Saturday, September 23, 2017

Q&A with Jake Burt


Jake Burt is the author of Greetings from Witness Protection!, a new novel for kids. He is a fifth grade teacher, and he lives in Hamden, Connecticut.

Q: How did you come up with the idea for Greetings from Witness Protection! and for your main character, Nicki?

A: As a teacher, one of the most onerous parts of my job is proctoring standardized tests. It's basically cycling around my classroom for predetermined chunks of time, telling kids, "Sorry, I'm not allowed to answer that," every so often.

In one particularly boring stretch (I think it was during the quantitative reasoning section), I started thinking about the phrase, "high stakes testing." I asked myself, "For whom might this test have the highest stakes?"

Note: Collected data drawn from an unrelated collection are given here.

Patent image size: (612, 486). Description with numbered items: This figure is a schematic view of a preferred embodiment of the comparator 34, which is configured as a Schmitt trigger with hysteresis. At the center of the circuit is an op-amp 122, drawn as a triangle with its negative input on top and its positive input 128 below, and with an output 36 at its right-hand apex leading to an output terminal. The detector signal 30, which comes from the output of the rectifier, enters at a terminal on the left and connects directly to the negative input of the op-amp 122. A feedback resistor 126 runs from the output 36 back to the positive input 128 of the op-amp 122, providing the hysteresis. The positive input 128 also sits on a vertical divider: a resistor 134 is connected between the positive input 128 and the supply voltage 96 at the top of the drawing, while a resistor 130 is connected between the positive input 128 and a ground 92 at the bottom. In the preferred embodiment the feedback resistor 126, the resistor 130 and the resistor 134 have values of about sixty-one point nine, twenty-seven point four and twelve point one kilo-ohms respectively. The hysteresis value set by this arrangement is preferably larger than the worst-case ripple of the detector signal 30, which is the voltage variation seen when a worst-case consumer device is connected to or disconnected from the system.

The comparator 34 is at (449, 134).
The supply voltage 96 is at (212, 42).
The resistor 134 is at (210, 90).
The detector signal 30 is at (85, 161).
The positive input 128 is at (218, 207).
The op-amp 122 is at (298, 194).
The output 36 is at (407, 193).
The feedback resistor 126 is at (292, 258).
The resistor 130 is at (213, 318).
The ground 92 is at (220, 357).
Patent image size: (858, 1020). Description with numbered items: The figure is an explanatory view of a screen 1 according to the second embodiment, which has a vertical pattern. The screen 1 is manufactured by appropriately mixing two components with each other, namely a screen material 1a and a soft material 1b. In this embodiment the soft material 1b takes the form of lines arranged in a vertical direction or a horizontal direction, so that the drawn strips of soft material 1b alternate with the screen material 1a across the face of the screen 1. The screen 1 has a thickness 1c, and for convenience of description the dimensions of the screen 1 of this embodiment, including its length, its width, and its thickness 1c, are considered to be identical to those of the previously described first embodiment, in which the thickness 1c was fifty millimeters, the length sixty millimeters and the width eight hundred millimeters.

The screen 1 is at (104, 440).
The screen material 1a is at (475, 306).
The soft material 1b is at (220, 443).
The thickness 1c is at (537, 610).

From there, I jumped to a kid in witness protection - she endangers her family if she fails, and she endangers her family if she succeeds spectacularly.

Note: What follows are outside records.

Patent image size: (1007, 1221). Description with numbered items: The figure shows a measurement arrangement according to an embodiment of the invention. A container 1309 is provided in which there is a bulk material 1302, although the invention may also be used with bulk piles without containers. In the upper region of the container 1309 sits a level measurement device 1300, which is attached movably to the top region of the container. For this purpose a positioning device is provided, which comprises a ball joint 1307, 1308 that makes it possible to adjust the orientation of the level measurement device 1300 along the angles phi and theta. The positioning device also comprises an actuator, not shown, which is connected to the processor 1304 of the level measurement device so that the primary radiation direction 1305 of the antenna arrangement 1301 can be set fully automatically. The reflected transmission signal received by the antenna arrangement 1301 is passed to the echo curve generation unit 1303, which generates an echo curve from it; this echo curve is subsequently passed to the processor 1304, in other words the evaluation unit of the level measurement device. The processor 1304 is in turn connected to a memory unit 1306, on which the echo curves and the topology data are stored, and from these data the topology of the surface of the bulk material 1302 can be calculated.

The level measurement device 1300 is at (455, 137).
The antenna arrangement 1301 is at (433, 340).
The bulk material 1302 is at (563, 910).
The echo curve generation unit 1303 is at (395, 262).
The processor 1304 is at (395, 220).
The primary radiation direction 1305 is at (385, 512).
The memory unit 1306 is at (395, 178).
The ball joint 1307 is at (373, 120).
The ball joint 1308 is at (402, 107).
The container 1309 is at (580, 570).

Once I started letting that idea roll around in my head, Nicki (the novel's protagonist) just sort of hopped in there fully formed, eager to tell me her story.

As I was writing, it felt like I was listening to her and recording what she said as much as anything, which made a lot of fun to "discover" what she wanted to reveal about her story.

Q: How much has your work as a teacher influenced your writing?

A: My work as a teacher has influenced my writing considerably. Not only has it been really helpful in allowing me to craft believable school settings, but it's excellent for learning just how far kids will go, what they will and will not say, and how they respond to adversity.

I hope that authenticity comes through, regardless of the trials I force my characters to deal with.

Q: Did you know how the novel would end before you started writing, or did you make many changes along the way?

A: While the ending of the novel didn't change, there were several major revisions along the way. In particular, Ms. Drummond (Nicki's language arts teacher at Loblolly Middle School) occupied a much more significant place in early drafts, playing the part that Archer does now in driving the plot.

My agent, the incomparable Rebecca Stead, and my brilliant editor at Feiwel and Friends, Liz Szabla, suggested relocating that aspect of the story to a student antagonist, and I think the plot is that much more effective for it.

Q: Who are some of your favorite authors?

A: I'm an avowed Anglophile, and growing up I was all about fantasy literature. Tolkien, C.S. Lewis, Sir Thomas Malory. . .that was my wheelhouse.

More recently, I really enjoy Philip Pullman and Neil Gaiman's work. Closer to home, Cathrynne Valente, Nic Stone, Mark Twain, and Neal Stephenson are all favorites, too.

Q: What are you working on now?

A: We just finished copyedits on my second novel, due out in fall 2018, and I've sent a draft of book three (fall 2019) to my editor. Fingers crossed!

Q: Anything else we should know?

A: A bit of random Greetings From Witness Protection! trivia for you: the name of Nicki's stuffed cat, Fancypaws, actually began as the name of a cat in one of the class assignments I created to teach writing critique etiquette to my students. I liked the name so much I decided to transfer it to the novel.

Thanks for the opportunity to answer some fun questions about Greetings from Witness Protection!, Deborah! Happy reading!